A Strange Wax

Enjoyable avant-rock malarkey from Pest Modern on their Rock’N Roll Station (MEIDOSEM RECORDS SEA011LP) LP…this French project is a father-and-son team, the visual artist Joël Hubaut and his son Emmanuel Hubaut, getting down in the studio to pump out these obnoxious, spiky punky-rockabilly tunes. Pere Joël, who once made a mini-album with Guillaume Loizillon called Epidemik-Text-Text-Nowtechno in 1999, wrote the words and probably does the lead vocals, grunting and belching in a pretty stinky fashion that gets directly to the point. He’s more a declaimer than a singer, but there’s no getting around his very replete voice, that’s for sure – it’s like facing a roadblock of French farmers. Fils Emmanuel supplies the music with drum machine and shrill guitar with tons of effects, especially reverb, and concocts a successful sneering take on garage rock with plenty of punk attitude, rockabilly fills, and 1960s beat-record backing vocals.

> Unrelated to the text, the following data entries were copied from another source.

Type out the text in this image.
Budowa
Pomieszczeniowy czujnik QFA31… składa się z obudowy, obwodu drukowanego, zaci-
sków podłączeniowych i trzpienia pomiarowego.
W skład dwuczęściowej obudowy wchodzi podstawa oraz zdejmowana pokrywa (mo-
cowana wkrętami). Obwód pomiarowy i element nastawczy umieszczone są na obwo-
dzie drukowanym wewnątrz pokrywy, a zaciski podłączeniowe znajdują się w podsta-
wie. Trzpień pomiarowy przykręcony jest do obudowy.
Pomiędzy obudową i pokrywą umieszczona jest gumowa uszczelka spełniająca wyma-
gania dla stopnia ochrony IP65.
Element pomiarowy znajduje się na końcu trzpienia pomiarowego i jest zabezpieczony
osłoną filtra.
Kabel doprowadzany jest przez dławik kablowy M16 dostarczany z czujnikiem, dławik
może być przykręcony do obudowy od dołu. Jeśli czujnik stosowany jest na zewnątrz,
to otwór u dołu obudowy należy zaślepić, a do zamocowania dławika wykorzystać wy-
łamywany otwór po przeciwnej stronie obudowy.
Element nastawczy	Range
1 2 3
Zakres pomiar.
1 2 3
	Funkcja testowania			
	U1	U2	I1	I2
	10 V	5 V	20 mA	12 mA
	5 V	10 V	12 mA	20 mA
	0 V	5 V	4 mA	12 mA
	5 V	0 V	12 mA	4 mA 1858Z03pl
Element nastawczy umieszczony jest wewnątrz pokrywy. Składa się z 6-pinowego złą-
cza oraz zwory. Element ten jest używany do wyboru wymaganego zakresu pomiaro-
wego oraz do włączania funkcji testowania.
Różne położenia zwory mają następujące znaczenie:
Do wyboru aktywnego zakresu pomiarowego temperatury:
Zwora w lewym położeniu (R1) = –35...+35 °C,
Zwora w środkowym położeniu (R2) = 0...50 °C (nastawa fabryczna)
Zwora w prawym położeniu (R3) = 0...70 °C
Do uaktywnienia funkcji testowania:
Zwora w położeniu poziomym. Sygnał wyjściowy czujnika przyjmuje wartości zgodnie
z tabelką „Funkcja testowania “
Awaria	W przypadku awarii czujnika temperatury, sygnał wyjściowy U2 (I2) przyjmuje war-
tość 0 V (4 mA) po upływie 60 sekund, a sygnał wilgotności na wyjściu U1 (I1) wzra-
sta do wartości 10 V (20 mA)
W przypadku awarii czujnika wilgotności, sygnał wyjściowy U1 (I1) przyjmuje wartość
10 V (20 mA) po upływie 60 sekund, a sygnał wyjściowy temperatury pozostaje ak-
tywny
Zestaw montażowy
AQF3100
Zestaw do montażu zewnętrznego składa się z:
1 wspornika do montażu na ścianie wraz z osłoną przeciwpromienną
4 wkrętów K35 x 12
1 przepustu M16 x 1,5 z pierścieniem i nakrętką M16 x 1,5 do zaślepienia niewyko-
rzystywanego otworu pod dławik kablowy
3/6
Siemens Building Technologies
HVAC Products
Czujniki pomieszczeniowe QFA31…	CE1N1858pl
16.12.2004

In case you were wondering, the title track is indeed a version of that song made famous by Jac Berrocal and Vince Taylor; the original’s black leather dream is, in Pest Modern’s hands, replaced by a sleazy nightmare of bondage fetish gear, cigarettes and cheap wine. I like the way Joël Hubaut throws himself into the role of an unreconstructed rock-star with abandon and elan; one false move and he would become a comical karaoke turn, but he pulls it off and manages to acquit himself throughout. His attempts to exude menace are melodramatic, but oddly convincing; he understands something about the deep theatricality of rock and roll.

On the CD promo I have, there are a bunch of bonus cuts where the album’s nine tracks are remixed by contemporary techno-sters such as Grandchaos, Ad Fiction, Mimetic, Autist, and Jemek Jemowit. Many of these remixes ignore the vocals (for some reason) and instead turn in serviceable club tracks and electro-rhythms; since they all seem OK to me, I can only assume they’re probably sub-standard beats, but even so. Put together, this set reminded me of two greats from the 1980s French Underground, that is Metal Urbain and Alan Vega. It’s almost like a mash-up of records by those geniuses, with perhaps some Dr Mix thrown in. From 10 May 2018.